To obtain an involuntary medication order, a county must satisfy the multi-step test for incompetency to make medication decisions in §51.61(1)(g)4. The first step requires the county to prove that the person received a “reasonable explanation” of the advantages, disadvantages, and alternatives to medication. The examiner can’t just testify that she complied with the statute. She must tell the court what she told the person about the medication. In “Dan’s” case, the court of appeals reversed the involuntary medication order because the county failed this step.
At Dan’s medication hearing, Dr. Anderson testified that she prescribed 7 different medications, and they were administered to him 15 times a day. One of the medications–escitalopram–was new for him. Another medication–Haloperidol–was administered through an intramuscular injection when Dan refused to take certain medications orally.
SCOW holds that before ordering involuntary medication, the circuit court must first be satisfied that the person received a “reasonable explanation” of it. Outagamie County. v. Melanie L., 2013 WI 67, ¶37, 349 Wis. 2d 148, 833 N.W.2d 607; see also Virgil D. v. Rock County, 189 Wis. 2d 1, 14, 524 N.W.2d 894 (1994). Specifically:
The explanation should include why a particular drug is being prescribed, what the advantages of the drug are expected to be, what side effects may be anticipated or are possible, and whether there are reasonable alternatives to the prescribed medication. The explanation should be timely, and, ideally, it should be periodically repeated and reinforced. Id., ¶67. (Emphasis supplied).
If the county satisfies this step, it may proceed to prove that the person is either “incapable of understanding” or “substantially incapable of applying an understanding of” the advantages, disadvantages, and alternatives to the prescribed medication. Opinion, ¶13.
The court of appeals held that the County failed the first or “reasonable explanation” step in Dan’s case for the following reasons:
¶17 First, we consider the discussion of Haloperidol to be inadequate. The record reflects that Dr. Anderson did not testify that she explained the advantages and disadvantages of Haloperidol to Dan, despite relying upon Haloperidol as the preferred alternative and injectable option for three other drugs. She did not explain why Dan was prescribed three other medications when one medication could serve as an acceptable alternative to all three.
¶18 Second, Dr. Anderson’s testimony about escitalopram was insufficient. The discussion was brief, referencing that it was a treatment for anxiety. However, the doctor did testify that Dan had only used the medication for about two months. As a newer medication, there is no record to support that there has been an ongoing conversation over his multi-year treatment plan to discuss this medication. Further, she did not discuss why this medication was added into the medication roster and whether it replaced another medication or responded to a new symptom.
¶19 Third, the doctor’s testimony regarding side effects appeared to minimize this issue.

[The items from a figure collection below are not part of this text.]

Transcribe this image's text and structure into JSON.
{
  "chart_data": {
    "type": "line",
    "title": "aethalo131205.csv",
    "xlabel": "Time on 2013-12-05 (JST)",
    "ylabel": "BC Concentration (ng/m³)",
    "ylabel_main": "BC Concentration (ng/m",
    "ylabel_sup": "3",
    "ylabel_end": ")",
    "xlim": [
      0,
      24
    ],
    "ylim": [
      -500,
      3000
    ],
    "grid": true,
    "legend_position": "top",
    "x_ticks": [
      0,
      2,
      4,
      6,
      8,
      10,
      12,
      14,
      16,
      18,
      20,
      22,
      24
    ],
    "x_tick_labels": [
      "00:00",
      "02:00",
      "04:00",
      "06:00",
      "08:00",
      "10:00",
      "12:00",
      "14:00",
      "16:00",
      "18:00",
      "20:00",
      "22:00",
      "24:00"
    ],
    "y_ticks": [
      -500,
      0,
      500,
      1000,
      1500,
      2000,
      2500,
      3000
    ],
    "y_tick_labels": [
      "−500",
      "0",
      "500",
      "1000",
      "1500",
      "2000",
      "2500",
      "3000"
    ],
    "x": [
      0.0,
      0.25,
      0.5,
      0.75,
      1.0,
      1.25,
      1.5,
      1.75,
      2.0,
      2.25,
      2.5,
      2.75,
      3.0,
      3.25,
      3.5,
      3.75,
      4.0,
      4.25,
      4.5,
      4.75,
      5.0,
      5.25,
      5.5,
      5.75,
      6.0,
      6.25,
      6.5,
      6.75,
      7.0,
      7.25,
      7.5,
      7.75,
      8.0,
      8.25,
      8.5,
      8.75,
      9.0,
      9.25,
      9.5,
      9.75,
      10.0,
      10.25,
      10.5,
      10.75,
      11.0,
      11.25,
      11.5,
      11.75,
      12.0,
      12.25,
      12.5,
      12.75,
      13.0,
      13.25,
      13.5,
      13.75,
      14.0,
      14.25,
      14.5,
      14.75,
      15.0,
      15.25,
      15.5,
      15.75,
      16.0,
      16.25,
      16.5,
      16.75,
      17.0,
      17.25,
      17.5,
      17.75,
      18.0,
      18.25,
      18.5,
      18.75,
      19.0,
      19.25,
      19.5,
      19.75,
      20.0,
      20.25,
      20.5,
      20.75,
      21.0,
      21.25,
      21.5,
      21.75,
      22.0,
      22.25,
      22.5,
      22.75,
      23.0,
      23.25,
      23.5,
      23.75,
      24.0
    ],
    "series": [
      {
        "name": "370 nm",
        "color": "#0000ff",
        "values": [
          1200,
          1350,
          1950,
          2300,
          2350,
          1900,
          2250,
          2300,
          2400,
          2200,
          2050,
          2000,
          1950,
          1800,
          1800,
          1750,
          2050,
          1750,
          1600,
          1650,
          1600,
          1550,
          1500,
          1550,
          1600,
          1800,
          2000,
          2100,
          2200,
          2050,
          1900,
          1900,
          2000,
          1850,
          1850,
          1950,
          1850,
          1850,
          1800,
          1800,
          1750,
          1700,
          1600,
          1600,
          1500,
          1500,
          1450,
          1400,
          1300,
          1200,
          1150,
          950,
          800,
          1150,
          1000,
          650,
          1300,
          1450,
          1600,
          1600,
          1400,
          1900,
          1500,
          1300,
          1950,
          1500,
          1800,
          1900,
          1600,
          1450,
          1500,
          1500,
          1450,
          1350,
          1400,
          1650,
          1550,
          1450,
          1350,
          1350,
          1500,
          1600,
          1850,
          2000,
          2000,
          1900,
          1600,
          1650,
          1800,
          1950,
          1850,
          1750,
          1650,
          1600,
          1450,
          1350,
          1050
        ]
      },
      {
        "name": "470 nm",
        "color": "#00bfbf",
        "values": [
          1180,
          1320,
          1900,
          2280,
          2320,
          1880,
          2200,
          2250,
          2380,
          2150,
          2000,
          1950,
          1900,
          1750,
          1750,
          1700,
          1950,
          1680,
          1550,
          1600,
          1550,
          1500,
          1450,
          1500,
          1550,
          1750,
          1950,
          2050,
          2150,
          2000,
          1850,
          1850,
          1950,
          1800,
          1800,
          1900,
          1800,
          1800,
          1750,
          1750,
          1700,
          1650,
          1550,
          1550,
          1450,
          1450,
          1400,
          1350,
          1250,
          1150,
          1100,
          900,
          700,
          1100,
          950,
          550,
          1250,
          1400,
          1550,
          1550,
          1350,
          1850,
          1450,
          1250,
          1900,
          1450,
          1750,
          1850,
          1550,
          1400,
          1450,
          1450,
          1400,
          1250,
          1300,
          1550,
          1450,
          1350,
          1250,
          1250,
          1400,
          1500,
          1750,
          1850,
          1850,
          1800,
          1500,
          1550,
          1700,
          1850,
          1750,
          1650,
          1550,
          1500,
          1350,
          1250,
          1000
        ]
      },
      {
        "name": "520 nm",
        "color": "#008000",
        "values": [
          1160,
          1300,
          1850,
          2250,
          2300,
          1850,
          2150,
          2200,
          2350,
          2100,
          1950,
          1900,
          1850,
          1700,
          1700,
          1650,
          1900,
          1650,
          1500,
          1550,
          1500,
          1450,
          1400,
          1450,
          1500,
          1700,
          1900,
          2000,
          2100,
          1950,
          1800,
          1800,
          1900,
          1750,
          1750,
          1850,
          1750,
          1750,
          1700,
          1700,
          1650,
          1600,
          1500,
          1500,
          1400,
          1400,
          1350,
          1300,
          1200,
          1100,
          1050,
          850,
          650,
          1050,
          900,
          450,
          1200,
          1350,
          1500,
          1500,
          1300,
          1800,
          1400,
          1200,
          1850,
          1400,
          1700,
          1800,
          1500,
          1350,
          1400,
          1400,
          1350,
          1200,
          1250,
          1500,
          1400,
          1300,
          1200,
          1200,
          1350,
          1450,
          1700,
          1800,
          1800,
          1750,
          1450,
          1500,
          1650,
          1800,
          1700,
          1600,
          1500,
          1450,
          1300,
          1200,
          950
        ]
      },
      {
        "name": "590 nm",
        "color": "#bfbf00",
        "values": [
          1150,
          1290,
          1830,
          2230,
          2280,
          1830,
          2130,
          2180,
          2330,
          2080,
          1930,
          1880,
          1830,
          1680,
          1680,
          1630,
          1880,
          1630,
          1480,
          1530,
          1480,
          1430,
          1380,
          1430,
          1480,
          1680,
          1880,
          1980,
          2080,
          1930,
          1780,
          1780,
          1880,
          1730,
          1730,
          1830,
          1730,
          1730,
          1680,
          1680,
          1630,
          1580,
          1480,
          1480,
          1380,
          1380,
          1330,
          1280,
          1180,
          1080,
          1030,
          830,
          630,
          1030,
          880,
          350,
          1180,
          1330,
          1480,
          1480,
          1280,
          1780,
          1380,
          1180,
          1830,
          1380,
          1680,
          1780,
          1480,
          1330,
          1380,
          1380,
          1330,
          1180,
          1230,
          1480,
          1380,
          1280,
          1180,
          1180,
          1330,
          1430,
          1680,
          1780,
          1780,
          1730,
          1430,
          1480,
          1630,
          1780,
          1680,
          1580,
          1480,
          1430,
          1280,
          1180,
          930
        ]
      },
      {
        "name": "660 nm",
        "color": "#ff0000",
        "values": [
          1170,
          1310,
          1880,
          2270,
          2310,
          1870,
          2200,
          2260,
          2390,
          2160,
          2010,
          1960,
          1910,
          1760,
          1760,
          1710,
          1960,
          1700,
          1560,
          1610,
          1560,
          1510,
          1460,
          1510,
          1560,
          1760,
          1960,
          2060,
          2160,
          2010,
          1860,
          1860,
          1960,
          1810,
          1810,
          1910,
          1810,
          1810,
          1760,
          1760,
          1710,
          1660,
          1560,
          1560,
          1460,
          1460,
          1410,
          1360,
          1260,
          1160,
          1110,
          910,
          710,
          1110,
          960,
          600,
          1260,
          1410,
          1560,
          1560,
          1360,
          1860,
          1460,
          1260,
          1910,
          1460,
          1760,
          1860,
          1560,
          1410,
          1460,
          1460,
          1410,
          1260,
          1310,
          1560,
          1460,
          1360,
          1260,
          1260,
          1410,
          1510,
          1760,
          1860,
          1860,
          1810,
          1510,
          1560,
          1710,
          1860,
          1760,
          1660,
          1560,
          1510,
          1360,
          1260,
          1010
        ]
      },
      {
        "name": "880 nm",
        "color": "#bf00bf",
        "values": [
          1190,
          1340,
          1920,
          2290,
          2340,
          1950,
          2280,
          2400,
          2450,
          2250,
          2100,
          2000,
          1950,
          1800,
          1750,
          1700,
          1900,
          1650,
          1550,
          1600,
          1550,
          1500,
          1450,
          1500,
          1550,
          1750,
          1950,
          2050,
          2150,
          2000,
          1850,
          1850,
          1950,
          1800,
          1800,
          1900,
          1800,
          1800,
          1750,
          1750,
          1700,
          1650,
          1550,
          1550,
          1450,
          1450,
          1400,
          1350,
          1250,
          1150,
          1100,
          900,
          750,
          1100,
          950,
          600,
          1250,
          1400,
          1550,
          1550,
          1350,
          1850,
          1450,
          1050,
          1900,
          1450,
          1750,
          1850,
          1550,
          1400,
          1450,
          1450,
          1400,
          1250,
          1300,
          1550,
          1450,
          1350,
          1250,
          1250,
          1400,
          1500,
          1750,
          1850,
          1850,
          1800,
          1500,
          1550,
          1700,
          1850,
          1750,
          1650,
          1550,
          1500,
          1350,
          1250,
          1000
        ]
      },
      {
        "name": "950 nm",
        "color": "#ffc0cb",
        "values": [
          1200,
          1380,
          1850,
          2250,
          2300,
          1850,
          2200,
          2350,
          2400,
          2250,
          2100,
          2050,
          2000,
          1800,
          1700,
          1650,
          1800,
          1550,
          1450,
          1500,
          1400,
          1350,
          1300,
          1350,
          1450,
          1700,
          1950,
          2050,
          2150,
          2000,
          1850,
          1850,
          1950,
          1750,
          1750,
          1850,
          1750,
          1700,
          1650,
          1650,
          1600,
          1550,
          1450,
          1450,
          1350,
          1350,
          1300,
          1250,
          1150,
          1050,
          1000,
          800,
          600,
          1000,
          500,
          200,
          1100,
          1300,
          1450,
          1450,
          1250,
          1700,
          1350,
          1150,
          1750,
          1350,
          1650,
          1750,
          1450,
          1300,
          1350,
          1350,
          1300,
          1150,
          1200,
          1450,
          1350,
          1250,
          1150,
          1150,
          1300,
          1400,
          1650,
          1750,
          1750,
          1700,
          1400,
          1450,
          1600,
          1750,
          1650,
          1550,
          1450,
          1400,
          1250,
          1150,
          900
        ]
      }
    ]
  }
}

Although the doctor testified that she prescribed Benztropine as a probable prophylaxis of side effects and stated that Dan had a high risk of developing side effects because he was also prescribed Risperidone, she failed to discuss what side effects would be prevented. Further, the doctor did not testify about any serious side effects to the medication list, but only mentioned mood, weight gain, and sedation. On appeal Dan references far more serious side effects to Haloperidol, a point noted by this court in State v. Green, 2021 WI App 18, ¶23, 396 Wis. 2d 658, 957 N.W.2d 583, review granted, 2022 WI 88, and aff’d in part, 2022 WI 30, 401 Wis. 2d 542, 973 N.W.2d 770.11
If you think that the court of appeals is requiring a more detailed medication explanation than necessary, consider what the Wisconsin Department of Health Services requires patients to acknowledge in writing before accepting the very same medications that are often administered to SPD clients involuntarily. DHS has created a separate “informed consent” form for each medication. Click here. The patient must sign off on a long list of potential side effects.
For instance, suppose a doctor recommended Haldol. DHS says that before taking the medication, the patient must acknowledge that its “most common” side effects include fainting, mask-like face, shaking of hands, inability to move eyes, worm-like movements of the tongue, trouble breathing, uncontrolled twisting movements of neck, trunk, arms or legs, among many other things. See DHS’s “informed consent” form for Haldol here. Have you ever seen a court-appointed examiner testify that she explained these comment side effects to an SPD client?
Note that §51.20(1)(g)4‘s “reasonable explanation” requirement is also included §55.14(1)(b), §971.14(3)(dm), §971.16(3), and §51.20(1)(a)2.e (the 5th standard of dangerousness for a commitment). That means defense lawyers may use this decision to defend against involuntary medication under any of these statutes.